Genre: Drama, Musical
Directed by: Hugo Salvaterra
Starring: Clemente Chimuco, Eliane da Silva, Claudia Pucuta
Release Date: TBD – Premiered at 55th International Film Festival Rotterdam
Platform: TBD
Star Rating: 3.5/5
By Bryce Payne
“What do you feel when the pen touches the paper… freedom.”
Art’s an escape, a way to push back against the grind of daily life and the weight society puts on us. That idea sits at the core of MY SEMBA, the latest film from Hugo Salvaterra, which premiered at the 55th International Film Festival Rotterdam. Set in Luanda, the film follows three siblings trying to find their footing, in a city that feels as overwhelming as it does alive. From the jump, it’s clear this isn’t a conventional character drama but something more fluid, more expressive, and at times more challenging.
Raised in an orphanage, X, Lele, and Maria move through life carrying different burdens but sharing the same sense of suffocation. Each turns to art, in their own way, using it as both an outlet and a means of survival. The film structures their journeys in an almost anthology-like fashion. The story separates their paths, constantly drawing thematic parallels and leading them back together for conversations and comparisons on their ideologies.
X stands at the center. As a young albino man, he’s already pushed to the margins before he even speaks. His struggle lies between faith and expression, but it’s through poetry that he finds his voice. Moving through Luanda’s underground slam scene, his words hit with a mix of personal reflection and political urgency. His performances don’t just tell you who he is, they show you how he sees the world around him. There’s a quiet belief running through his arc that words can actually shift something, even if that change starts small.
Lele, on the other hand, spirals in the opposite direction. Losing his faith, he gravitates toward the city’s criminal underbelly, convinced that the only way forward is to take what hasn’t been given. His worldview clashes hard with both X and the priest who once grounded him, leading to confrontations that carry real emotional weight. Where X looks inward and upward, Lele lashes outward, and that tension becomes one of the film’s strongest throughlines.
Maria’s story is more restrained but just as impactful. Working as a maid at a high end hotel, she’s constantly diminished by the people around her. Her gender, her job, her place in the social hierarchy all become tools used against her. She’s told how to present herself, how to behave, and forced to endure a steady stream of disrespect that builds into something quietly devastating. Her arc doesn’t explode, it simmers.
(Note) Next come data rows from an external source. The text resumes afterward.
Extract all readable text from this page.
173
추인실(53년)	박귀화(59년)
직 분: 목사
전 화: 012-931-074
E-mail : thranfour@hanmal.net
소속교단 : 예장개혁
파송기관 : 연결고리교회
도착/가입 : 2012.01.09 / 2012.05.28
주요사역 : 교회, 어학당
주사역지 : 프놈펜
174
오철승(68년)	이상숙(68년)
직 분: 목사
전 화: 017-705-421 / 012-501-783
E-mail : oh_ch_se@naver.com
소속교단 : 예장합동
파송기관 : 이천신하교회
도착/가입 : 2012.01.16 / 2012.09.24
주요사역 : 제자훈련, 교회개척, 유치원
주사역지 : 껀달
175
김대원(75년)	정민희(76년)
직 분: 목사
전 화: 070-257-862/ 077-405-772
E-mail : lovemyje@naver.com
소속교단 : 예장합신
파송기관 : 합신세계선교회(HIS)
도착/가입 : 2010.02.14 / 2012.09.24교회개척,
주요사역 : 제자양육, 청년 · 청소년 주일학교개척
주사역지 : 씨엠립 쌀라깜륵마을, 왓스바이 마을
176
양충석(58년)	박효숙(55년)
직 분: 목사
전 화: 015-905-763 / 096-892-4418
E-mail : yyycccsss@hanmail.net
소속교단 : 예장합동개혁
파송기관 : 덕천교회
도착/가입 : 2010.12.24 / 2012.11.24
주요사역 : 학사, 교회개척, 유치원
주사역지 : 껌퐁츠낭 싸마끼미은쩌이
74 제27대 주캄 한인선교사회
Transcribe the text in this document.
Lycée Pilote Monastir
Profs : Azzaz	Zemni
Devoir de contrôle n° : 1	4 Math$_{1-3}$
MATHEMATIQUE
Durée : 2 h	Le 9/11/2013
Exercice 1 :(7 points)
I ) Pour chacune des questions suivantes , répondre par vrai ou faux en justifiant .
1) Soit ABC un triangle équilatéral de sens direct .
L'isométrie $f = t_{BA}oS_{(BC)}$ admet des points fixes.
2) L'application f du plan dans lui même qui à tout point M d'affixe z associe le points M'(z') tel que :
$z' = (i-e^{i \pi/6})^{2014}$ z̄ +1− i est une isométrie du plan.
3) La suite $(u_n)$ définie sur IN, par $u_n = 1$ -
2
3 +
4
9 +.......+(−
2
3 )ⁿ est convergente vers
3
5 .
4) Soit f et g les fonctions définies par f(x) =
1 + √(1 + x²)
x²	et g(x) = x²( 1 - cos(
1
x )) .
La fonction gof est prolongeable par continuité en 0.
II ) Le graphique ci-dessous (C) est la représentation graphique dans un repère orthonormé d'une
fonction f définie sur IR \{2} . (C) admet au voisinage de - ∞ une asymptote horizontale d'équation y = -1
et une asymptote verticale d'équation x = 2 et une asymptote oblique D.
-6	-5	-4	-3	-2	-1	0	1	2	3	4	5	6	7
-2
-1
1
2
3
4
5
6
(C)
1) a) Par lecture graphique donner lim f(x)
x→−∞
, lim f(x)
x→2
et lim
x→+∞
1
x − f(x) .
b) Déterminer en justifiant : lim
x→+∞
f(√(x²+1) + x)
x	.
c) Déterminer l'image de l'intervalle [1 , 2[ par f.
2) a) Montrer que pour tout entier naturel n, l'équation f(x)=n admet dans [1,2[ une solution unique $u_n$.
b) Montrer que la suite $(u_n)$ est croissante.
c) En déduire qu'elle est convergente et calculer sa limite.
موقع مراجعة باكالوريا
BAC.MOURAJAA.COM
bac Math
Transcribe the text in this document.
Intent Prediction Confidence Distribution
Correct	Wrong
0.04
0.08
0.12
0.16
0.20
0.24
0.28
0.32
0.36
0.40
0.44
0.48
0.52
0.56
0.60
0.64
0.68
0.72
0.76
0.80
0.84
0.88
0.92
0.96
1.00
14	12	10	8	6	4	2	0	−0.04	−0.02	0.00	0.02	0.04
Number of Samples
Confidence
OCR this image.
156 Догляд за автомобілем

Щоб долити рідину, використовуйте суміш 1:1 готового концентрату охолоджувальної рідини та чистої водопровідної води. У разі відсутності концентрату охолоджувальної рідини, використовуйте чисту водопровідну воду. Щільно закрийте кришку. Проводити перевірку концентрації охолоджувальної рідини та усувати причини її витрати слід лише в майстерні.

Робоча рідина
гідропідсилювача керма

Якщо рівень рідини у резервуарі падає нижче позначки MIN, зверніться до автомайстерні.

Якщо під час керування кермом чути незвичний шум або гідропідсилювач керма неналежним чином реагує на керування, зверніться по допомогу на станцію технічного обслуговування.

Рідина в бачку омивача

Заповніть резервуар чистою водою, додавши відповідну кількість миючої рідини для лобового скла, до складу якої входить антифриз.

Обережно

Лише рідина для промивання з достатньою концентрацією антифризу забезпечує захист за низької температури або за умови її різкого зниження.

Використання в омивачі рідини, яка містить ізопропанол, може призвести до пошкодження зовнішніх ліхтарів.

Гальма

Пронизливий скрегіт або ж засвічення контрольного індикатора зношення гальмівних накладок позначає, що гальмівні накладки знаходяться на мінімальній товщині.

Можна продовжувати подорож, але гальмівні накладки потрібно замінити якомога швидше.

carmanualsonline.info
What ties all three together is art. Whether it’s spoken word, movement, or even the act of preparing food, there’s a shared need to create, to express, and to reclaim some sense of identity. The first hour of MY SEMBA really leans into this, giving each character room to breathe, while building towards something larger. The music plays a huge role here, pulling everything together with an almost hypnotic rhythm. It blurs the line between performance and reality, making the city itself feel like part of the composition.
As the film moves forward, the narrative starts to loosen, leaning harder into its vignette-like structure. Certain threads feel rushed or pushed aside, in favor of the next poetic sequence, and you can feel the film stretching to hold all its ideas at once. Still, that rawness works in its favor more often than not. Luanda comes alive through these fragmented moments, filled with faces and spaces that feel lived in, creating a vivid portrait of both repression and resilience.
Ultimately, MY SEMBA plays like an audiovisual manifesto, where expression takes priority over clean storytelling. It’s less concerned with tying everything together neatly, and more focused on letting its voices be heard. That approach gives the film a distinct identity, even when it risks losing narrative clarity along the way.
MY SEMBA is messy, passionate, and deeply personal. It won’t connect with everyone, especially those looking for a more traditional structure, but there’s no denying the energy behind it. Salvaterra crafts something that feels urgent and alive, a film that speaks as much through rhythm and imagery as it does through story. It’s an experience that lingers, even when its edges feel rough.